# **Data preparation**

## **Generating non redundant datasets**

In [2]:
import numpy as np
import pandas as pd
import os

In [7]:
def filter_redundancy(unique_ids, total_dataset):
  base, ext = os.path.splitext(total_dataset)
  output_file = f"{base}_non_redundant{ext}"
  with open(unique_ids, 'r') as clustered_pos, open(total_dataset, 'r') as tot_pos, open(output_file, 'w') as non_redundant_dataset:
    unique_ids = [name.rstrip() for name in clustered_pos]
    non_redundant_dataset.write(
        "".join(
            line.rstrip() + "\n"
            for line in tot_pos
            if line.split('\t')[0] in unique_ids
        ).rstrip("\n")
    )
  return output_file

non_redundant_pos = filter_redundancy('uniq.pos.tsv', 'positive.tsv')
non_redundant_neg = filter_redundancy('uniq.neg.tsv', 'negative.tsv')
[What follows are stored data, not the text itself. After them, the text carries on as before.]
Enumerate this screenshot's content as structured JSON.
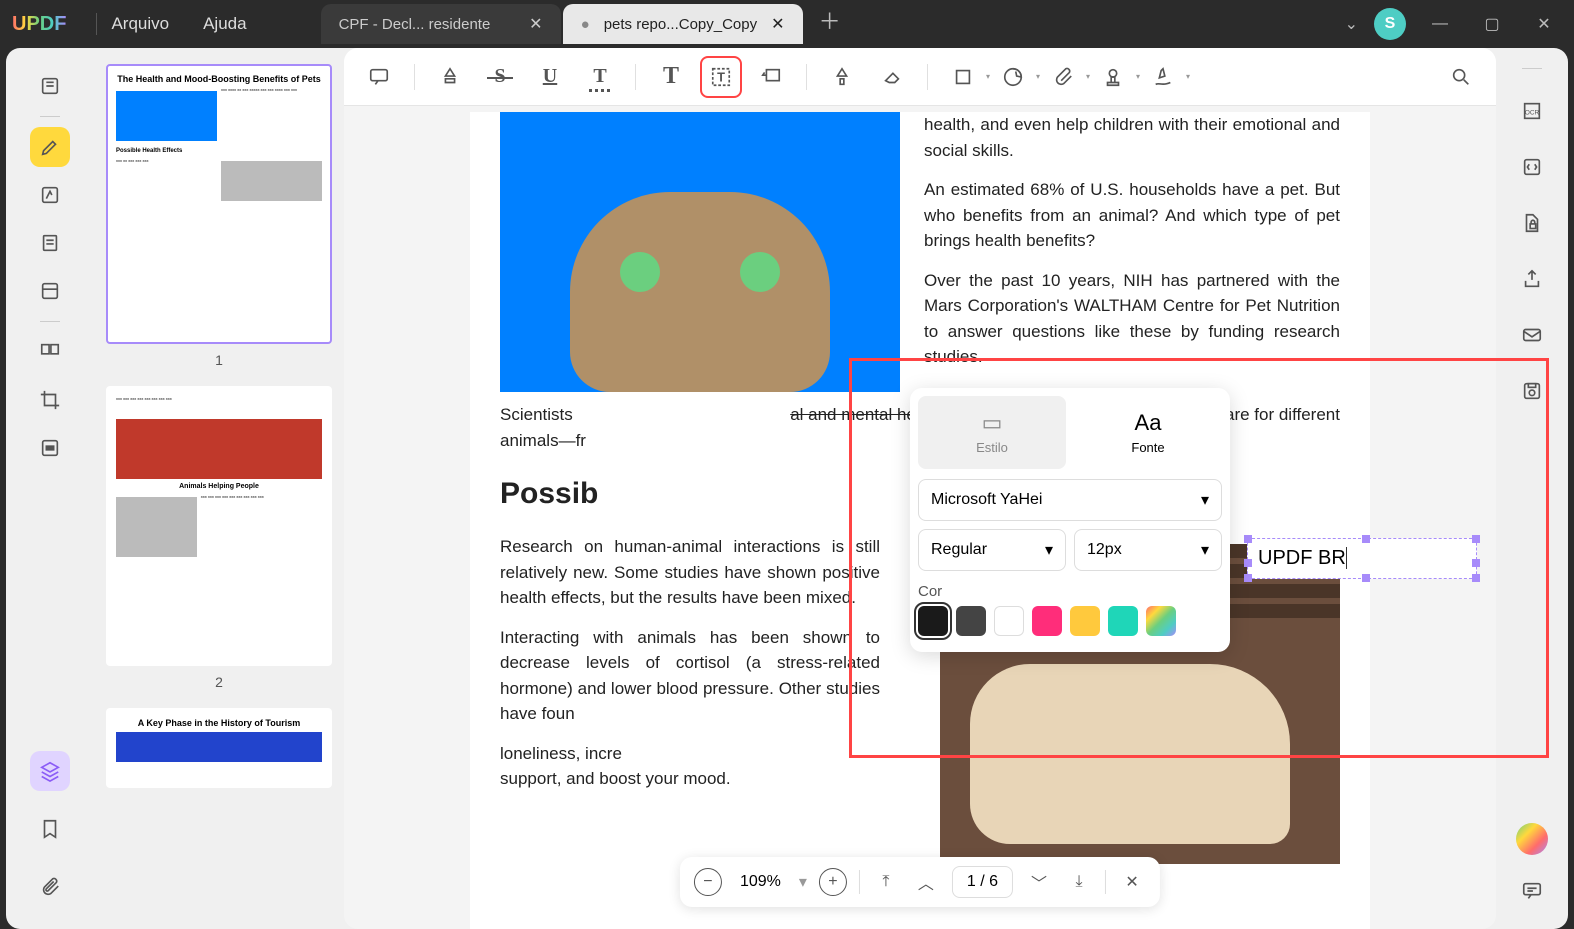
{
  "app": {
    "logo": "UPDF"
  },
  "menu": {
    "file": "Arquivo",
    "help": "Ajuda"
  },
  "tabs": [
    {
      "title": "CPF - Decl... residente",
      "active": false
    },
    {
      "title": "pets repo...Copy_Copy",
      "active": true
    }
  ],
  "windowControls": {
    "avatar": "S"
  },
  "thumbnails": {
    "page1": {
      "num": "1",
      "title": "The Health and Mood-Boosting Benefits of Pets",
      "sub": "Possible Health Effects"
    },
    "page2": {
      "num": "2",
      "heading": "Animals Helping People"
    },
    "page3": {
      "title": "A Key Phase in the History of Tourism"
    }
  },
  "document": {
    "p1": "health, and even help children with their emotional and social skills.",
    "p2": "An estimated 68% of U.S. households have a pet. But who benefits from an animal? And which type of pet brings health benefits?",
    "p3": "Over the past 10 years, NIH has partnered with the Mars Corporation's WALTHAM Centre for Pet Nutrition to answer questions like these by funding research studies.",
    "p4a": "Scientists",
    "p4c": "are for different",
    "p4b": "al and mental health benefits",
    "p5": "animals—fr",
    "h2": "Possib",
    "p6": "Research on human-animal interactions is still relatively new. Some studies have shown positive health effects, but the results have been mixed.",
    "p7": "Interacting with animals has been shown to decrease levels of cortisol (a stress-related hormone) and lower blood pressure. Other studies have foun",
    "p8": "loneliness, incre",
    "p9": "support, and boost your mood."
  },
  "textbox": {
    "value": "UPDF BR"
  },
  "fontPopup": {
    "styleTab": "Estilo",
    "fontTab": "Fonte",
    "fontFamily": "Microsoft YaHei",
    "fontWeight": "Regular",
    "fontSize": "12px",
    "colorLabel": "Cor",
    "colors": [
      "#1a1a1a",
      "#444444",
      "#ffffff",
      "#ff2d7a",
      "#ffc93d",
      "#1fd6b8",
      "gradient"
    ]
  },
  "pager": {
    "zoom": "109%",
    "page": "1 / 6"
  }
}
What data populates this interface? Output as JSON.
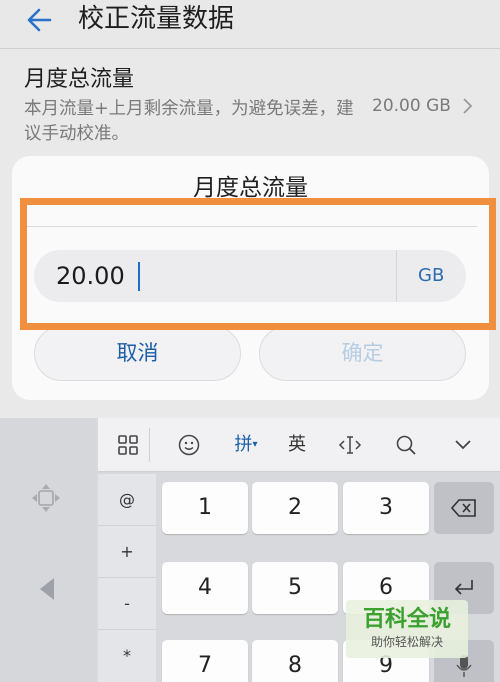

## **Dividing in train and test set**

In [10]:
import random

In [14]:
def training_test_split(file):
  with open(file, 'r') as dataset:
    lines = [line.rstrip() for line in dataset]
    random.seed(50)
    random.shuffle(lines)
    n = 80*len(lines)//100
    training_set = lines[:n]
    test_set = lines[n:]
  return training_set, test_set

with open('training_set.tsv', 'w') as training_set, open('test_set.tsv', 'w') as test_set:
  training_set_n, test_set_n = training_test_split('negative_non_redundant.tsv')
  training_set_p, test_set_p = training_test_split('positive_non_redundant.tsv')
  training = training_set_p + training_set_n
  test = test_set_p + test_set_n
  for i in range(len(training)):
    if i < len(training)-1:
      training_set.write(training[i] + '\n')
    else:
      training_set.write(training[i])
  for i in range(len(test)):
    if i < len(test)-1:
      test_set.write(test[i] + '\n')
    else:
      test_set.write(test[i])


In [21]:
def create_validation_sets(total_training):
    n = int((20*len(total_training))/100)
    validation_1 = total_training[:n]
    validation_2 = total_training[n:2*n]
    validation_3 = total_training[2*n:3*n]
    validation_4 = total_training[3*n:4*n]
    validation_5 = total_training[4*n:]
    return validation_1, validation_2, validation_3, validation_4, validation_5

p_validation_1, p_validation_2, p_validation_3, p_validation_4, p_validation_5 = create_validation_sets(training_set_p)
n_validation_1, n_validation_2, n_validation_3, n_validation_4, n_validation_5 = create_validation_sets(training_set_n)
validation_1 = p_validation_1 + n_validation_1
validation_2 = p_validation_2 + n_validation_2
validation_3 = p_validation_3 + n_validation_3
validation_4 = p_validation_4 + n_validation_4
validation_5 = p_validation_5 + n_validation_5